WASHINGTON — Joshua Langford had a nice game Thursday for Michigan State in the 2017 Big Ten Tournament. Langford did not have one of his better days Friday when the Spartans bowed out.
Langford and his teammates may not have many lifelong memories from these two games in the nation’s capital. They might have some from earlier in the trip, though.
Michigan State’s team went to the National Museum of African American History and Culture on Wednesday, the newest addition to the Smithsonian museum complex on the National Mall.
“It was exciting to me. That’s the heritage for me and also just history. I’m always interested in learning different things,” Langford said. “This basketball thing — right now everybody is down, and everybody is upset. It’s OK to be like that. I am, too. There’s really more to life than basketball. Basketball is really just a platform from God to go different places and show people how to live the right way. It was exciting to be there and get to be a student of history.
“Everything that I saw was great. I really want to go back. It was only like an hour. It was almost like a tease, really.”
The Spartans arrived Wednesday in Washington and had time while preparing to play Thursday to check out one of the toughest places to get into in this city. There has been a huge demand for timed-entry tickets to the museum, which opened in September.
“We had told the coaches earlier that day that we really wanted to go. It could be a once-in-a-lifetime thing,” senior Alvin Ellis III said. “We heard the waiting list can be like six months, but we were able to get in there for that experience even for a little bit.
“A lot of us just wanted to see all of the history, all the facts that we didn’t know anything about. We didn’t have enough time, but it was a great, great experience.”
This is the first time the Big Ten has staged the conference tournament in Washington, an East Coast city far away from traditional hosts Indianapolis and Chicago and the heart of Big Ten country. A quick field trip like this was enough to make Michigan State coach Tom Izzo a fan of the idea.
“I wish I had more time,” Izzo said. “I did do something. I got my players in the African-American museum. That was only two hours. That was like the most awesome thing you could do. I wish we had more time to go do some of those things. Two hours was like, you got in the front door. But it was still good. It was good for them.”
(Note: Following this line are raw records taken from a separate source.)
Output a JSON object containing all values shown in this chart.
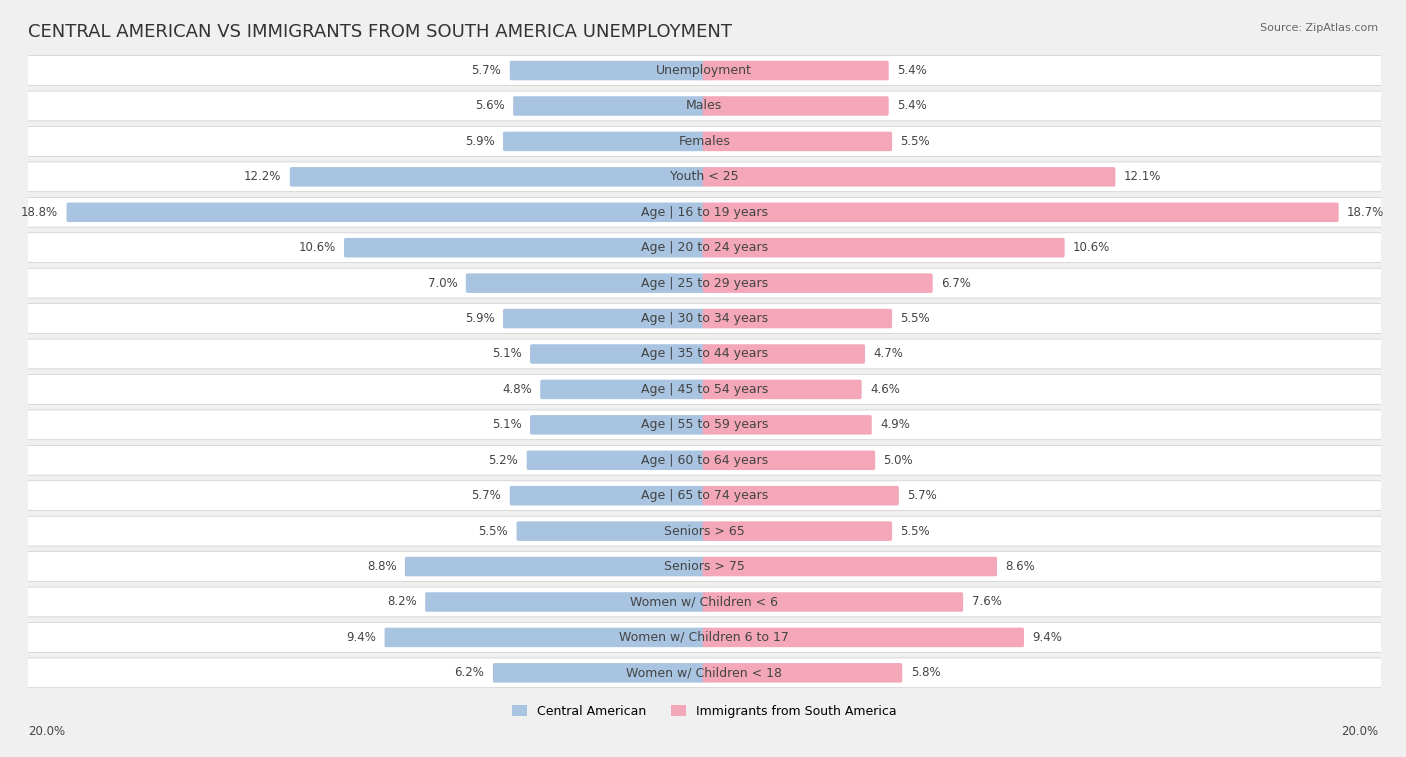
{
  "title": "CENTRAL AMERICAN VS IMMIGRANTS FROM SOUTH AMERICA UNEMPLOYMENT",
  "source": "Source: ZipAtlas.com",
  "categories": [
    "Unemployment",
    "Males",
    "Females",
    "Youth < 25",
    "Age | 16 to 19 years",
    "Age | 20 to 24 years",
    "Age | 25 to 29 years",
    "Age | 30 to 34 years",
    "Age | 35 to 44 years",
    "Age | 45 to 54 years",
    "Age | 55 to 59 years",
    "Age | 60 to 64 years",
    "Age | 65 to 74 years",
    "Seniors > 65",
    "Seniors > 75",
    "Women w/ Children < 6",
    "Women w/ Children 6 to 17",
    "Women w/ Children < 18"
  ],
  "central_american": [
    5.7,
    5.6,
    5.9,
    12.2,
    18.8,
    10.6,
    7.0,
    5.9,
    5.1,
    4.8,
    5.1,
    5.2,
    5.7,
    5.5,
    8.8,
    8.2,
    9.4,
    6.2
  ],
  "south_american": [
    5.4,
    5.4,
    5.5,
    12.1,
    18.7,
    10.6,
    6.7,
    5.5,
    4.7,
    4.6,
    4.9,
    5.0,
    5.7,
    5.5,
    8.6,
    7.6,
    9.4,
    5.8
  ],
  "central_color": "#a8c4e0",
  "south_color": "#f4a7b9",
  "background_color": "#f0f0f0",
  "row_bg_color": "#ffffff",
  "axis_max": 20.0,
  "legend_central": "Central American",
  "legend_south": "Immigrants from South America",
  "title_fontsize": 13,
  "label_fontsize": 9,
  "value_fontsize": 8.5
}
There are a variety of exhibits at the museum, but many players gravitated to a few specific areas in the brief time they had inside. Some of the memorabilia in the sports exhibition includes a bat used by Willie Mays and tennis rackets used by Althea Gibson. There are boxing gloves signed by Cassius Clay, who later changed his name to Muhammad Ali.
Michigan State point guard Cassius Winston was not specifically named after Clay, but this was another opportunity for Winston to see more about the most famous man with his name.
“I’d say the sports exhibit on the top,” Winston said when asked about his favorite part. “To see the history of the sports and see the first people to do things and make landmarks that started it for all us. That was great.”
A few players said it was tough to choose what their favorite part of the museum was. Ellis mentioned a Michael Jackson jacket and other memorabilia from famous African-American musical artists. Junior point guard Lourawls “Tum Tum” Nairn Jr. called the trip “another way for us to grow as a team.”
Langford knew right away what will stick with him.
“Nat Turner’s Bible. It was his actual Bible,” Langford said. “I learned that they didn’t want him to be remembered, so what they did … after they killed him, they burned him all the way to ashes. The only thing that was left was his Bible. I thought it was just great to see something so important that he carried from so long ago.
“I’m always cognizant that there is more to life than basketball, but I also have great people around me to remind me. This was a great reminder of that. A lot of times, you forget about the things that people went through for you to be able to be in this position today. Being there made me more thankful of the people who came before me and allowed me to be in this position to play basketball and do different things they may not have gotten to do back then.”